The program has existed in some form for 20 years, and last year 4,300 people took the training.

The training seminars will be run by facilitators and include entertaining videos on the do’s and don’ts of customer service.

This year the mystery shopper program will be done as a pilot project. The chamber is looking for up to 200 businesses to sign up for the program before Nov. 26. It will cost $60 a month and will include four visits from undercover chamber staff shoppers each month. They will shop and experience the business then fill out a questionnaire about it. The results of the questionnaire will be shared with the business.

The results will be available in January.

The chamber has also launched a new recognition program and will run ads each month featuring an employee in the resort. Business owners can nominate an employee each month on line with the chamber. ( www.whistlerchamber.com )

Achieving outstanding service takes work, said Peter Burwash, guest speaker at the Spirit Program breakfast.

“The only good enterprises are where everyone has good leadership skills,” he said, adding that people who get caught up in the rules and regulations of the workplace often fail to give good service.

To illustrate his point he regaled the audience with a story about a recent flight on Lufthansa airlines.

“I was flying from Frankfurt to New York and the flight attendant said, ‘what would you like to drink?’

“I said, ‘I would like a glass of milk,’ and she said, ‘milk is for children, what else do you want?’

  “And it is in their rules and regulations that milk should be served to children first. If you have those hard-nosed guidelines you aren’t going to be able to make people happy.

“You can be a great company but you really have to look at all the aspects of your service.”

He reminded the audience that if Whistler was going to be great it is everyone’s job. “If you see a piece of paper on the ground it is everyone’s job to pick it up,” said Burwash, founder of the world's largest and most successful international tennis management firm.

With a self-disciplined, service-oriented workforce now the make-or-break function of business leadership, Burwash was in Whistler to give a lecture entitled “Leadership is Service and Service is Leadership.”

In his view, great service grows out of great leadership.

In an entertaining seminar where laughter was almost constant he pointed to several key qualities that make a good leader, which in turn can lead to better service.

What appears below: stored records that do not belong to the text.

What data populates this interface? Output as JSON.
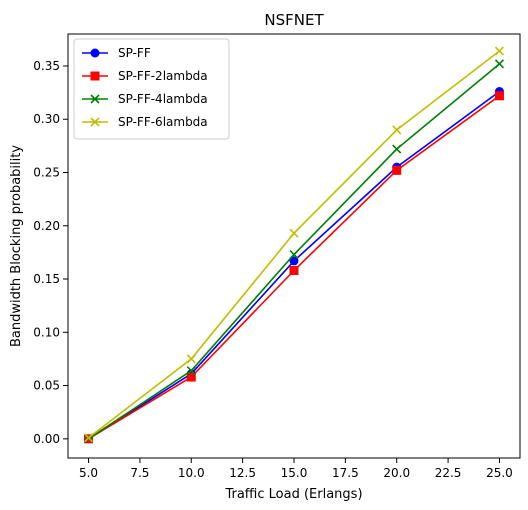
{
  "chart_data": {
    "type": "line",
    "title": "NSFNET",
    "xlabel": "Traffic Load (Erlangs)",
    "ylabel": "Bandwidth Blocking probability",
    "x": [
      5.0,
      10.0,
      15.0,
      20.0,
      25.0
    ],
    "xlim": [
      4.0,
      26.0
    ],
    "ylim": [
      -0.018,
      0.38
    ],
    "xticks": [
      "5.0",
      "7.5",
      "10.0",
      "12.5",
      "15.0",
      "17.5",
      "20.0",
      "22.5",
      "25.0"
    ],
    "xtick_values": [
      5.0,
      7.5,
      10.0,
      12.5,
      15.0,
      17.5,
      20.0,
      22.5,
      25.0
    ],
    "yticks": [
      "0.00",
      "0.05",
      "0.10",
      "0.15",
      "0.20",
      "0.25",
      "0.30",
      "0.35"
    ],
    "ytick_values": [
      0.0,
      0.05,
      0.1,
      0.15,
      0.2,
      0.25,
      0.3,
      0.35
    ],
    "grid": false,
    "legend_position": "top-left",
    "series": [
      {
        "name": "SP-FF",
        "color": "#0000ff",
        "marker": "circle",
        "values": [
          0.0,
          0.061,
          0.167,
          0.255,
          0.326
        ]
      },
      {
        "name": "SP-FF-2lambda",
        "color": "#ff0000",
        "marker": "square",
        "values": [
          0.0,
          0.058,
          0.158,
          0.252,
          0.322
        ]
      },
      {
        "name": "SP-FF-4lambda",
        "color": "#008000",
        "marker": "x",
        "values": [
          0.0,
          0.064,
          0.173,
          0.272,
          0.352
        ]
      },
      {
        "name": "SP-FF-6lambda",
        "color": "#bfbf00",
        "marker": "x",
        "values": [
          0.001,
          0.075,
          0.193,
          0.29,
          0.364
        ]
      }
    ]
  }
}
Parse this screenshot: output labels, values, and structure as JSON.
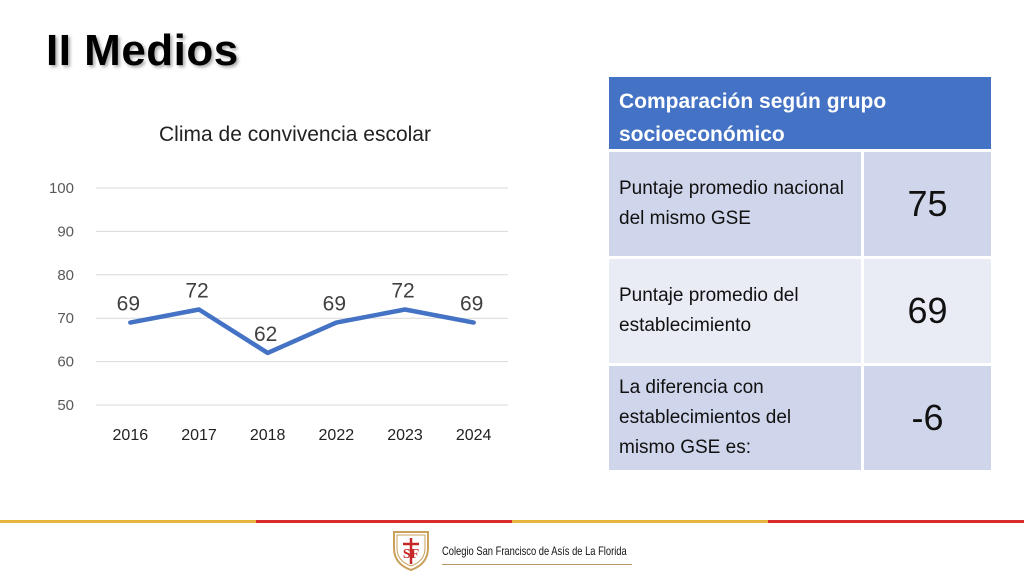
{
  "slide": {
    "title": "II Medios"
  },
  "chart_data": {
    "type": "line",
    "title": "Clima de convivencia escolar",
    "categories": [
      "2016",
      "2017",
      "2018",
      "2022",
      "2023",
      "2024"
    ],
    "series": [
      {
        "values": [
          69,
          72,
          62,
          69,
          72,
          69
        ]
      }
    ],
    "ylim": [
      50,
      100
    ],
    "yticks": [
      "100",
      "90",
      "80",
      "70",
      "60",
      "50"
    ],
    "grid": true,
    "line_color": "#4472c4"
  },
  "table": {
    "header": "Comparación según grupo socioeconómico",
    "rows": [
      {
        "label": "Puntaje promedio nacional del mismo GSE",
        "value": "75"
      },
      {
        "label": "Puntaje promedio del establecimiento",
        "value": "69"
      },
      {
        "label": "La diferencia con establecimientos del mismo GSE es:",
        "value": "-6"
      }
    ]
  },
  "footer": {
    "school_name": "Colegio San Francisco de Asís de La Florida",
    "logo_initials": "SF",
    "colors": {
      "gold": "#e5b53e",
      "red": "#d92d2d"
    }
  }
}
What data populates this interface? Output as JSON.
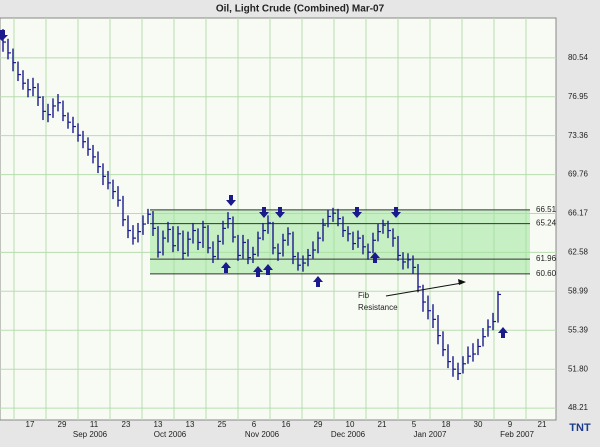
{
  "chart_data": {
    "type": "ohlc",
    "title": "Oil, Light Crude (Combined) Mar-07",
    "color": "#1a1a8c",
    "ylim": [
      47.11,
      84.22
    ],
    "yticks": [
      {
        "value": 48.21,
        "label": "48.21"
      },
      {
        "value": 51.8,
        "label": "51.80"
      },
      55.39,
      58.99,
      62.58,
      66.17,
      69.76,
      73.36,
      76.95,
      80.54
    ],
    "grid": true,
    "x_labels": [
      "17",
      "29",
      "11",
      "23",
      "13",
      "13",
      "25",
      "6",
      "16",
      "29",
      "10",
      "21",
      "5",
      "18",
      "30",
      "9",
      "21"
    ],
    "month_labels": [
      "Sep 2006",
      "Oct 2006",
      "Nov 2006",
      "Dec 2006",
      "Jan 2007",
      "Feb 2007"
    ],
    "high": [
      83.2,
      82.3,
      81.4,
      80.2,
      79.4,
      78.6,
      78.7,
      78.2,
      77.0,
      76.3,
      76.8,
      77.2,
      76.6,
      75.5,
      75.1,
      74.5,
      73.8,
      73.2,
      72.5,
      71.9,
      70.8,
      70.1,
      69.3,
      68.7,
      67.8,
      66.0,
      65.1,
      65.3,
      66.0,
      66.6,
      66.4,
      65.0,
      64.6,
      65.4,
      65.0,
      65.0,
      64.6,
      64.5,
      65.3,
      64.8,
      65.5,
      65.1,
      63.6,
      64.2,
      65.5,
      66.3,
      65.9,
      64.2,
      64.2,
      63.8,
      63.1,
      64.5,
      65.3,
      66.0,
      65.4,
      63.4,
      64.3,
      64.9,
      64.5,
      62.6,
      62.3,
      62.9,
      63.6,
      64.5,
      65.7,
      66.5,
      66.7,
      66.6,
      65.9,
      65.0,
      64.5,
      64.6,
      64.2,
      63.4,
      64.4,
      65.2,
      65.6,
      65.5,
      64.8,
      64.1,
      62.6,
      62.5,
      62.3,
      61.5,
      59.6,
      58.6,
      57.8,
      56.8,
      55.3,
      54.1,
      53.0,
      52.4,
      53.0,
      53.9,
      54.2,
      54.6,
      55.6,
      56.4,
      57.0,
      59.0
    ],
    "low": [
      81.1,
      80.4,
      79.3,
      78.4,
      77.6,
      76.9,
      77.0,
      76.1,
      74.8,
      74.6,
      75.0,
      75.6,
      74.7,
      74.0,
      73.6,
      72.8,
      72.2,
      71.5,
      70.8,
      69.9,
      68.8,
      68.4,
      67.5,
      66.8,
      65.0,
      63.9,
      63.3,
      63.5,
      64.2,
      65.2,
      64.1,
      62.1,
      62.3,
      63.5,
      62.6,
      62.7,
      61.9,
      62.2,
      63.4,
      62.8,
      63.0,
      62.5,
      61.6,
      61.9,
      63.3,
      64.8,
      63.5,
      61.8,
      62.0,
      61.5,
      61.6,
      62.2,
      63.7,
      64.3,
      62.4,
      61.8,
      62.2,
      63.2,
      61.5,
      60.9,
      60.8,
      61.3,
      62.0,
      62.5,
      63.6,
      64.9,
      65.4,
      65.0,
      64.0,
      63.6,
      62.8,
      63.0,
      62.4,
      61.9,
      62.5,
      63.6,
      64.3,
      63.9,
      63.1,
      61.8,
      61.0,
      61.1,
      60.6,
      58.9,
      57.1,
      56.4,
      55.6,
      54.1,
      53.0,
      51.9,
      51.1,
      50.8,
      51.4,
      52.3,
      52.5,
      53.1,
      53.9,
      54.8,
      55.4,
      56.1
    ],
    "close": [
      82.0,
      81.0,
      80.1,
      79.0,
      78.2,
      77.6,
      77.8,
      76.9,
      75.6,
      75.3,
      76.1,
      76.4,
      75.2,
      74.6,
      74.2,
      73.4,
      72.8,
      72.1,
      71.4,
      70.5,
      69.6,
      69.0,
      68.2,
      67.4,
      65.6,
      64.6,
      63.9,
      64.5,
      65.2,
      66.1,
      64.8,
      62.6,
      63.9,
      64.7,
      63.2,
      64.3,
      62.5,
      63.8,
      64.6,
      63.5,
      64.9,
      63.0,
      62.2,
      63.6,
      64.8,
      65.7,
      64.0,
      62.3,
      63.5,
      62.1,
      62.4,
      63.9,
      64.6,
      65.3,
      63.0,
      62.5,
      63.7,
      64.3,
      62.2,
      61.4,
      61.6,
      62.3,
      62.8,
      63.9,
      65.1,
      65.9,
      66.2,
      65.7,
      64.6,
      64.3,
      63.4,
      63.9,
      63.1,
      62.6,
      63.7,
      64.5,
      65.1,
      64.6,
      63.9,
      62.3,
      61.7,
      61.9,
      61.2,
      59.4,
      58.0,
      57.2,
      56.4,
      54.9,
      53.6,
      52.5,
      51.8,
      51.4,
      52.3,
      53.0,
      53.2,
      53.9,
      54.8,
      55.7,
      56.2,
      58.7
    ],
    "levels": [
      {
        "value": 66.51,
        "label": "66.51"
      },
      {
        "value": 65.24,
        "label": "65.24"
      },
      {
        "value": 61.96,
        "label": "61.96"
      },
      {
        "value": 60.6,
        "label": "60.60"
      }
    ],
    "annotation": [
      "Fib",
      "Resistance"
    ],
    "logo": "TNT"
  }
}
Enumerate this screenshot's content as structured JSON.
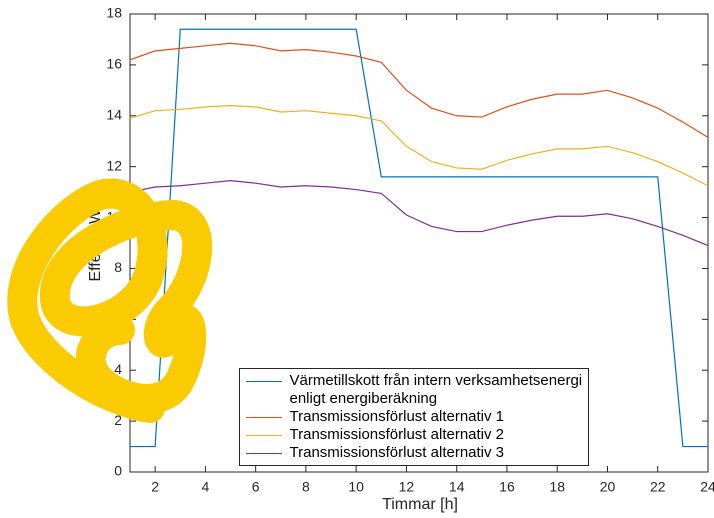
{
  "chart_data": {
    "type": "line",
    "xlabel": "Timmar [h]",
    "ylabel": "Effekt [kW]",
    "x": [
      1,
      2,
      3,
      4,
      5,
      6,
      7,
      8,
      9,
      10,
      11,
      12,
      13,
      14,
      15,
      16,
      17,
      18,
      19,
      20,
      21,
      22,
      23,
      24
    ],
    "series": [
      {
        "name": "Värmetillskott från intern verksamhetsenergi\nenligt energiberäkning",
        "color": "#0072BD",
        "values": [
          1,
          1,
          17.4,
          17.4,
          17.4,
          17.4,
          17.4,
          17.4,
          17.4,
          17.4,
          11.6,
          11.6,
          11.6,
          11.6,
          11.6,
          11.6,
          11.6,
          11.6,
          11.6,
          11.6,
          11.6,
          11.6,
          1,
          1
        ]
      },
      {
        "name": "Transmissionsförlust alternativ 1",
        "color": "#D95319",
        "values": [
          16.2,
          16.55,
          16.65,
          16.75,
          16.85,
          16.75,
          16.55,
          16.6,
          16.5,
          16.35,
          16.1,
          15.0,
          14.3,
          14.0,
          13.95,
          14.35,
          14.65,
          14.85,
          14.85,
          15.0,
          14.7,
          14.3,
          13.75,
          13.15
        ]
      },
      {
        "name": "Transmissionsförlust alternativ 2",
        "color": "#EDB120",
        "values": [
          13.9,
          14.2,
          14.25,
          14.35,
          14.4,
          14.35,
          14.15,
          14.2,
          14.1,
          14.0,
          13.8,
          12.8,
          12.2,
          11.95,
          11.9,
          12.25,
          12.5,
          12.7,
          12.7,
          12.8,
          12.55,
          12.2,
          11.75,
          11.25
        ]
      },
      {
        "name": "Transmissionsförlust alternativ 3",
        "color": "#7E2F8E",
        "values": [
          11.0,
          11.2,
          11.25,
          11.35,
          11.45,
          11.35,
          11.2,
          11.25,
          11.2,
          11.1,
          10.95,
          10.1,
          9.65,
          9.45,
          9.45,
          9.7,
          9.9,
          10.05,
          10.05,
          10.15,
          9.95,
          9.65,
          9.3,
          8.9
        ]
      }
    ],
    "xlim": [
      1,
      24
    ],
    "xticks": [
      2,
      4,
      6,
      8,
      10,
      12,
      14,
      16,
      18,
      20,
      22,
      24
    ],
    "ylim": [
      0,
      18
    ],
    "yticks": [
      0,
      2,
      4,
      6,
      8,
      10,
      12,
      14,
      16,
      18
    ],
    "grid": false,
    "legend": "south"
  }
}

“The purpose of a great leader, I feel, is to make great people and this is missing today,” said Burwash.

“Most people think the purpose of a great company is to make great dollars, and that is really hurting the spirit of the work force today.”

The qualities Burwash outlined include:

• Enthusiasm — it’s contagious. “If you are passionate people are going to follow you,” said Burwash.

• Great leaders expand their horizons. “If you want to keep people you want to make sure that there is continuing education, you want the employee at the end of the day going home and saying, ‘I learned a lot this week.’”

• The importance of appreciating and thanking those around you. “Three things drive the human spirit, appreciation, recognition and creative freedom,” said Burwash. “If you take care of those three things you are not going to have nearly the turnover that you may have at this point in time.”

  Leaders need to be visionaries.

• Great leaders are secure enough to be more excited about everyone’s success than their own. “I know I am talking to a great leader when they are talking about their team not about themselves,” said Burwash.

• Leaders need to hold up under pressure.

• Good leaders are self-disciplined.

• Leaders need to be steady in their moods.

• Good leaders need to be humble. “Leadership is a delicate balance between self confidence and humility, in other words you believe you can do it but you just don’t talk about it,” said Burwash.

• It is very important to be a good example.

• Treat everyone with equal respect.

• Good leaders are good teachers

• Strong leaders need to be empathetic, positive, committed and they need to persevere.

Said Burwash: “To give anything less than your best is to sacrifice the gift.”